Subcellular fractionation
Nuclear and cytoplasmic fractions of cells were prepared using the Nuclear and Cytoplasmic Extraction Reagents Kit (Beyotime), as well as protease inhibitors, phosphatase inhibitors and phenylmethanesulfonyl fluoride. In brief, cells were washed with precooled 1× phosphate-buffered saline (PBS), after which the cytoplasmic protein samples were collected using Cytoplasmic Protein Extraction Reagent, which disrupted the plasma membranes, leaving the nuclear membranes intact. Nuclear proteins were isolated from the remaining pellet using nuclear protein extraction reagent, followed by western blotting.
Cell proliferation assay
In vitro cell proliferation was assessed using the Cell Counting Kit-8 (CCK8, DOJinDO) according to the manufacturer’s protocol.
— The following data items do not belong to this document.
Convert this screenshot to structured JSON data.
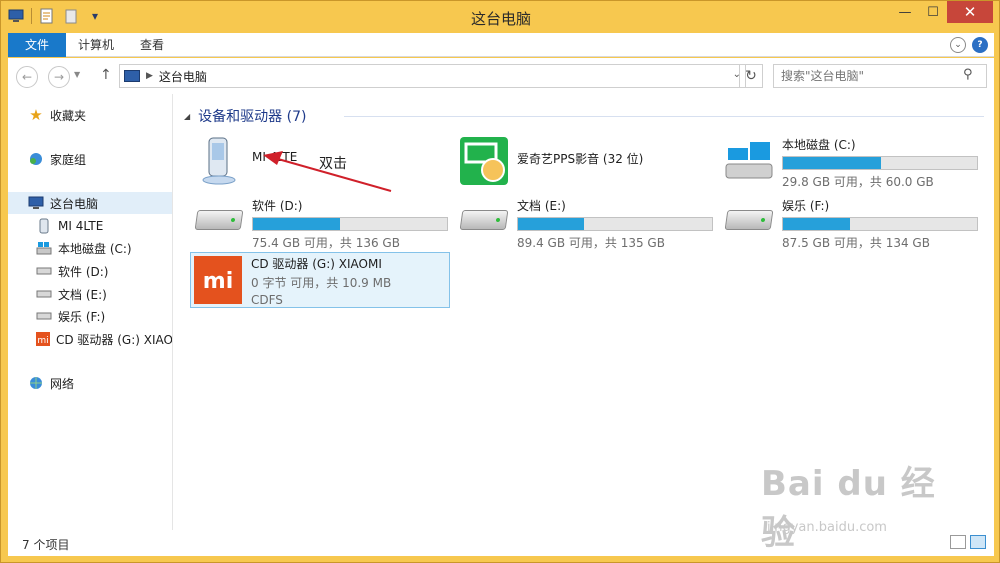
{
  "window": {
    "title": "这台电脑"
  },
  "ribbon": {
    "tabs": [
      {
        "label": "文件"
      },
      {
        "label": "计算机"
      },
      {
        "label": "查看"
      }
    ]
  },
  "address": {
    "path": "这台电脑",
    "search_placeholder": "搜索\"这台电脑\""
  },
  "sidebar": {
    "items": [
      {
        "label": "收藏夹",
        "icon": "star-icon"
      },
      {
        "label": "家庭组",
        "icon": "homegroup-icon"
      },
      {
        "label": "这台电脑",
        "icon": "computer-icon",
        "selected": true
      },
      {
        "label": "MI 4LTE",
        "icon": "phone-icon"
      },
      {
        "label": "本地磁盘 (C:)",
        "icon": "windows-drive-icon"
      },
      {
        "label": "软件 (D:)",
        "icon": "drive-icon"
      },
      {
        "label": "文档 (E:)",
        "icon": "drive-icon"
      },
      {
        "label": "娱乐 (F:)",
        "icon": "drive-icon"
      },
      {
        "label": "CD 驱动器 (G:) XIAOMI",
        "icon": "mi-icon"
      },
      {
        "label": "网络",
        "icon": "network-icon"
      }
    ]
  },
  "group": {
    "title": "设备和驱动器 (7)"
  },
  "tiles": [
    {
      "name": "MI 4LTE",
      "icon": "phone-icon"
    },
    {
      "name": "爱奇艺PPS影音 (32 位)",
      "icon": "iqiyi-icon"
    },
    {
      "name": "本地磁盘 (C:)",
      "icon": "windows-drive-icon",
      "free": "29.8 GB 可用，共 60.0 GB",
      "used_fraction": 0.503
    },
    {
      "name": "软件 (D:)",
      "icon": "drive-icon",
      "free": "75.4 GB 可用，共 136 GB",
      "used_fraction": 0.446
    },
    {
      "name": "文档 (E:)",
      "icon": "drive-icon",
      "free": "89.4 GB 可用，共 135 GB",
      "used_fraction": 0.338
    },
    {
      "name": "娱乐 (F:)",
      "icon": "drive-icon",
      "free": "87.5 GB 可用，共 134 GB",
      "used_fraction": 0.347
    },
    {
      "name": "CD 驱动器 (G:) XIAOMI",
      "icon": "mi-icon",
      "free": "0 字节 可用，共 10.9 MB",
      "fs": "CDFS",
      "selected": true
    }
  ],
  "annotation": {
    "text": "双击"
  },
  "status": {
    "count": "7 个项目"
  },
  "watermark": {
    "main": "Bai du 经验",
    "sub": "jingyan.baidu.com"
  },
  "colors": {
    "frame": "#f7c84f",
    "accent": "#1979ca",
    "bar": "#26a0da",
    "arrow": "#d0202a"
  }
}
In brief, the cells were seeded in 96-well plates (0.75–2 × 103 cells per well). At the indicated time, 10 μl of CCK-8 solution was added to each well, and the plates were incubated in the dark at 37 °C for 1–2 h. The spectrometric absorbance of each well at 450 nm was measured using the Synergy Neo microplate reader (BioTek). Data were normalized to day 0, and the results are presented as the fold change over the control samples.
Colony-formation assay
The self-renewal ability of cells was determined using a colony-formation assay. Cells were plated in six-well plates at a density of 1.5–4 × 103 cells per well and cultured in complete medium at 37 °C for 9–21 days. The medium was replaced every 3 days. After the culture period, the cells were fixed with 4% paraformaldehyde for 15 min and stained with 0.1% (w/v) crystal violet for 15 min. Cell confluence in each well was quantified, and the results are presented as the fold change over the control samples.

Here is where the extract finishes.